Depois de uma separação difícil em janeiro passado, fiquei triste e solteira na Big Apple. O dia dos namorados se aproximava e esta cidade de mais de oito milhões de pessoas estava se sentindo estranhamente sozinha. Com algumas críticas de um amigo - que de alguma forma me convenceu de que o estigma contra o namoro on-line não existia mais - entrei para o OkCupid e comecei a analisar os milhares de correspondências que apareceram na minha tela.

Aparentemente, eu não estava sozinha na minha caçada induzida pela depressão no dia dos namorados ao príncipe encantado. Especialistas dizem que sites de namoro online veem um grande aumento de tráfego entre o Natal e o Dia dos Namorados.

Com o número de visitantes que esses sites recebem todos os meses, esse aumento é bastante significativo: algumas estimativas atuais relatam entre 10,5 e 23,8 milhões de visitantes únicos por mês para dois principais sites de namoro. Entre 2007 e 2012, o número de pessoas que usam sites de namoro online dobrou, de 20 milhões para 40 milhões, e cerca de um terço das pessoas solteiras americanas participaram de algum tipo de namoro online no ano passado.

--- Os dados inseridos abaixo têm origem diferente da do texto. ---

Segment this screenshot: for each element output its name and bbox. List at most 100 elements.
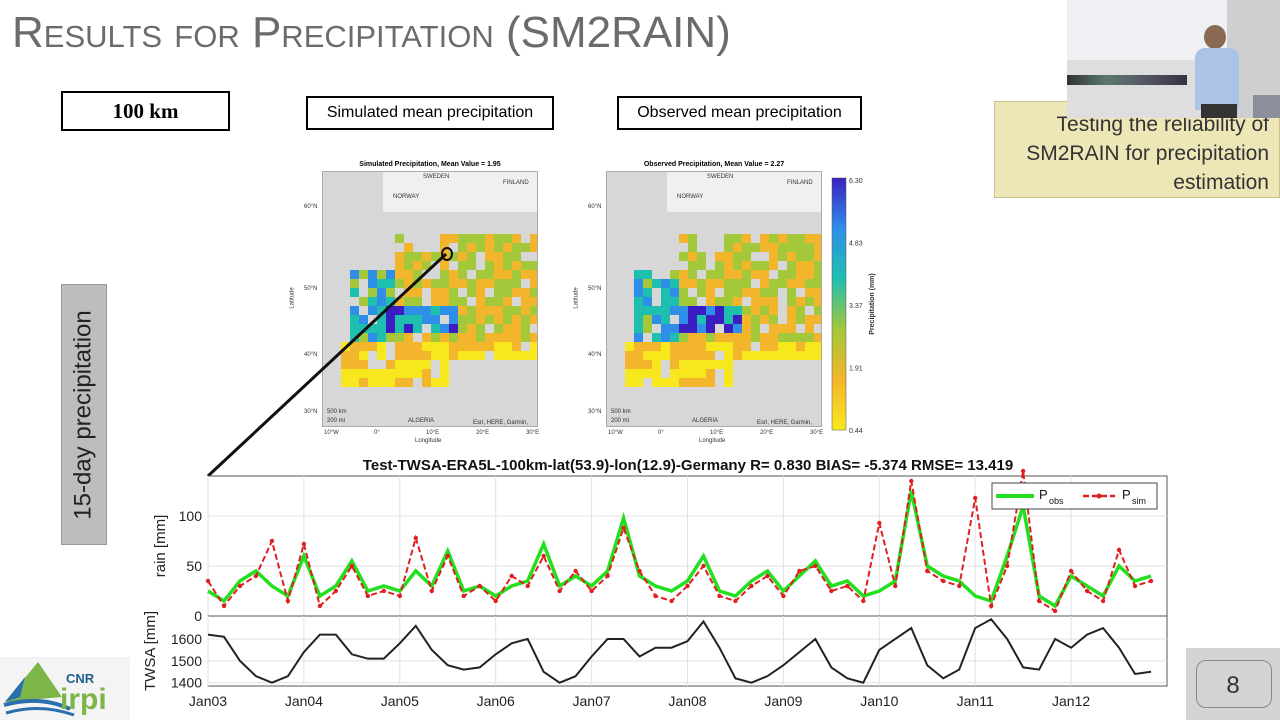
- sim-point: [909, 478, 914, 484]
- lon-tick: 20°E: [760, 430, 774, 436]
- x-tick-label: Jan07: [573, 693, 611, 709]
- x-tick-label: Jan06: [477, 693, 515, 709]
- y-tick-label: 0: [194, 608, 202, 624]
- sim-point: [413, 535, 418, 541]
- sim-point: [1052, 608, 1058, 614]
- sim-point: [813, 563, 818, 569]
- lat-tick: 60°N: [304, 204, 318, 210]
- sim-point: [589, 588, 594, 594]
- lon-tick: 0°: [658, 430, 664, 436]
- sim-point: [445, 553, 450, 559]
- y-tick-label: 1600: [171, 631, 202, 647]
- lat-tick: 40°N: [588, 352, 602, 358]
- sim-point: [605, 573, 610, 579]
- sim-point: [365, 593, 371, 599]
- sim-map-title: Simulated Precipitation, Mean Value = 1.…: [359, 161, 501, 168]
- sim-point: [1004, 563, 1010, 569]
- x-tick-label: Jan05: [381, 693, 419, 709]
- legend-sim-sub: sim: [1132, 496, 1146, 506]
- sim-point: [525, 583, 530, 589]
- sim-point: [285, 598, 291, 604]
- sim-point: [1084, 588, 1090, 594]
- y-tick-label: 1500: [171, 653, 202, 669]
- sim-point: [541, 553, 546, 559]
- map-xlabel: Longitude: [699, 438, 726, 444]
- sim-point: [781, 593, 786, 599]
- simulated-label: Simulated mean precipitation: [306, 96, 554, 130]
- sim-point: [988, 603, 994, 609]
- observed-label: Observed mean precipitation: [617, 96, 862, 130]
- sim-point: [301, 541, 307, 547]
- legend-obs-label: P: [1039, 487, 1048, 502]
- lon-tick: 10°W: [608, 430, 623, 436]
- scale-bar-km: 500 km: [611, 409, 631, 415]
- sim-point: [973, 495, 978, 501]
- resolution-label: 100 km: [61, 91, 230, 131]
- country-label: FINLAND: [787, 180, 813, 186]
- lon-tick: 20°E: [476, 430, 490, 436]
- sim-point: [925, 568, 930, 574]
- legend-sim-marker: [1096, 493, 1102, 499]
- sim-point: [893, 583, 898, 589]
- page-number-box: 8: [1186, 648, 1280, 720]
- sim-point: [397, 593, 402, 599]
- sim-point: [429, 588, 434, 594]
- scale-bar-mi: 200 mi: [611, 418, 630, 424]
- y-axis-label: TWSA [mm]: [142, 611, 159, 691]
- sim-point: [573, 568, 578, 574]
- sim-point: [1116, 547, 1122, 553]
- y-tick-label: 100: [179, 508, 203, 524]
- sim-point: [205, 578, 211, 584]
- series-line-P_obs: [207, 490, 1152, 609]
- sim-point: [1068, 568, 1074, 574]
- sim-point: [669, 598, 674, 604]
- observed-map: SWEDEN FINLAND NORWAY ALGERIA 500 km 200 mi Es…: [606, 171, 822, 427]
- sim-point: [461, 593, 466, 599]
- sim-point: [237, 583, 243, 589]
- lat-tick: 30°N: [588, 409, 602, 415]
- country-label: FINLAND: [503, 180, 529, 186]
- side-label: 15-day precipitation: [61, 284, 107, 545]
- map-attribution: Esri, HERE, Garmin, USGS: [757, 420, 813, 426]
- x-tick-label: Jan12: [1052, 693, 1090, 709]
- sim-point: [509, 573, 514, 579]
- sim-point: [701, 563, 706, 569]
- sim-point: [221, 603, 227, 609]
- svg-text:irpi: irpi: [60, 683, 107, 716]
- sim-point: [829, 588, 834, 594]
- lat-tick: 60°N: [588, 204, 602, 210]
- country-label: NORWAY: [677, 194, 704, 200]
- country-label: NORWAY: [393, 194, 420, 200]
- sim-point: [477, 583, 482, 589]
- sim-point: [1020, 468, 1026, 474]
- page-number: 8: [1226, 672, 1240, 699]
- sim-point: [269, 538, 275, 544]
- legend-obs-sub: obs: [1049, 496, 1064, 506]
- sim-point: [765, 573, 770, 579]
- sim-point: [349, 563, 355, 569]
- sim-point: [957, 583, 962, 589]
- sim-point: [845, 583, 850, 589]
- map-attribution: Esri, HERE, Garmin, USGS: [473, 420, 529, 426]
- sim-point: [333, 588, 339, 594]
- x-tick-label: Jan11: [957, 693, 994, 709]
- webcam-video: [1067, 0, 1280, 118]
- sim-point: [381, 588, 387, 594]
- sim-point: [653, 593, 658, 599]
- sim-point: [317, 603, 323, 609]
- lon-tick: 30°E: [810, 430, 824, 436]
- sim-point: [253, 573, 259, 579]
- sim-point: [877, 520, 882, 526]
- y-tick-label: 50: [186, 558, 202, 574]
- lon-tick: 10°E: [710, 430, 724, 436]
- chart-title: Test-TWSA-ERA5L-100km-lat(53.9)-lon(12.9…: [363, 457, 1013, 474]
- series-line-twsa: [207, 618, 1152, 684]
- slide-title: Results for Precipitation (SM2RAIN): [12, 8, 731, 57]
- sim-point: [941, 578, 946, 584]
- sim-point: [557, 588, 562, 594]
- y-axis-label: rain [mm]: [152, 515, 169, 578]
- svg-text:CNR: CNR: [66, 671, 95, 686]
- country-label: SWEDEN: [707, 174, 734, 180]
- x-tick-label: Jan03: [189, 693, 227, 709]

Mas, apesar desses números, não está claro se o namoro on-line é mais eficaz do que ou realmente diferente de conhecer alguém off-line. De muitas maneiras, o namoro online se assemelha ao namoro offline - os relacionamentos resultantes não são diferentes. É simplesmente o próprio processo que é alterado. Então, por que tantos milhões recorrem à Web para encontrar amor?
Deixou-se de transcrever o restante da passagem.